The Association of Freedom of Thought and Expression (AFTE) released Sunday a report documenting numerous violations against parties involved in Egyptian cultural production committed by Egyptian security forces in intervening period between 2006 and 2016.
AFTE Researcher and the report conductor Hossam Al-Faz told Daily News Egypt that the report is part of a series of reports previously conducted and published by the association which recorded other security violations against freedom of expression and thought.
Al-Faz explained that this report focused on the high number of restrictions imposed on artists, intellectuals, and researchers.
“The intervention of the security services and the subsequent censorship process is a violation of the law, the constitution, and all international conventions for the protection of the freedom of creativity and artistic expression,” he said.
The report discussed the restrictions on films, books and attempts to arrest intellectuals and attack their houses.
Despite the Censorship Apparatus for Artistic Work (CAAW) being the only authority assigned to accept or reject any artistic work under Egyptian law, the National Security Apparatus continually interferes in the oversight of artistic works, purportedly to ensure artistic content does not oppose the current regime.
According to the executive regulation issued by the prime minister, CAAW should pass on all work, including critical content, to the National Security Apparatus and ministries of interior and defence for evaluation and the final decision over publication.
The report provided several examples of films that were banned or had parts censored due to scenes containing controversial or sexual content.
In 2010, film maker Khaled Youssef created a film called The Marshal and the President, whose final approval was delayed for several weeks, as the CAAW awaited approval from general and military intelligence approval. The long wait prompted Youssef to file a lawsuit with the Administrative Judiciary Court against the CAAW.
Another film Yahoud Masr (Jews of Egypt), directed by Amir Ramses, was banned from broadcast by the National Security Apparatus, despite receiving CAAW’s approval.
It is not only film makers who encounter such restrictions and violations but also authors and publishers.
There is a law which stipulates that only the CAAW has the authority to approve or deny the publishing of a book, and that confiscating books without legal permission is a violation.
The report explained the ways in which the National Security Apparatus confiscatse books and other works, such as seizing them on entry into Egypt, through customs, or removing them from bookstores and libraries.
AFTE reported that, over that past 10 years, the state confiscated several books which address religious matters.
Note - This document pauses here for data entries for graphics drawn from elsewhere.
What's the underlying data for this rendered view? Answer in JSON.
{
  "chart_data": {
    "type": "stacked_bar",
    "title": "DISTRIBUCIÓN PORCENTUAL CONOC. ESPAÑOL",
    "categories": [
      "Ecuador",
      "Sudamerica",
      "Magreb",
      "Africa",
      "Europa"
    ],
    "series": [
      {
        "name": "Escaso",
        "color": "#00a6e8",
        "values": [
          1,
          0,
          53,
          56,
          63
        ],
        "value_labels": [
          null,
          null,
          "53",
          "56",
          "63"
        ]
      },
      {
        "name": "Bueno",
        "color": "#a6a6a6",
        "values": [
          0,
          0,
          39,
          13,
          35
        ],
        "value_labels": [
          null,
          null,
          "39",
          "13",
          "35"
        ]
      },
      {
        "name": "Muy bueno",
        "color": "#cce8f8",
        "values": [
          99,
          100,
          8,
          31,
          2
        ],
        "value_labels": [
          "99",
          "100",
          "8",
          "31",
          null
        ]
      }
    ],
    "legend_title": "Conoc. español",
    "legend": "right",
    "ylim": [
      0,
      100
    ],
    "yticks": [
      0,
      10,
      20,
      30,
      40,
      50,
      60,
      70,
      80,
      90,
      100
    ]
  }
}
Confiscated books include memoirs by Adbel Ghaffar Mohamed confiscated in 2007; a book by Hamdy Al-Asiouty and Magdy Khalel was banned for contempt of religion in 2015; The Leader Having a Haircut by Ali Idris was banned in 2010; and ElBaradei and the Dream of a Green Revolution by Kamal Ghabrial was confiscated in 2009.
The report further discussed attacks by security forces on publishing houses as well as authors’ homes. Waad publishing house was raided in 2010 and its owner Gamili Ahmed Shehata was arrested; all novels by Ali Idris were confiscated, as his 2010 novel features a critical depiction of the Gaddafi regime. This came a day before the Egyptian-Libyan summit between former president Hosni Mubarak and Muammar Gaddafi.
In April 2010, police attacked the home of Ahmed Mahna, head of Dar Dawin Publisher, one week after he published ElBaradei and the Dream of a Green Revolution.
Security forces also terminated artistic events. The Ministry of Interior cancelled a festival in 2010 which was organised by a group of Egyptians campaigning against religious discrimination; the aim of the festival was to confront sectarian tension that was pervasive at that time.
The report concluded by discussing the security crackdown and referring to examples of researchers, scholar, graffiti drawers, intellectuals and journalists who have suffered for their art following the 25 January 2011 Revolution.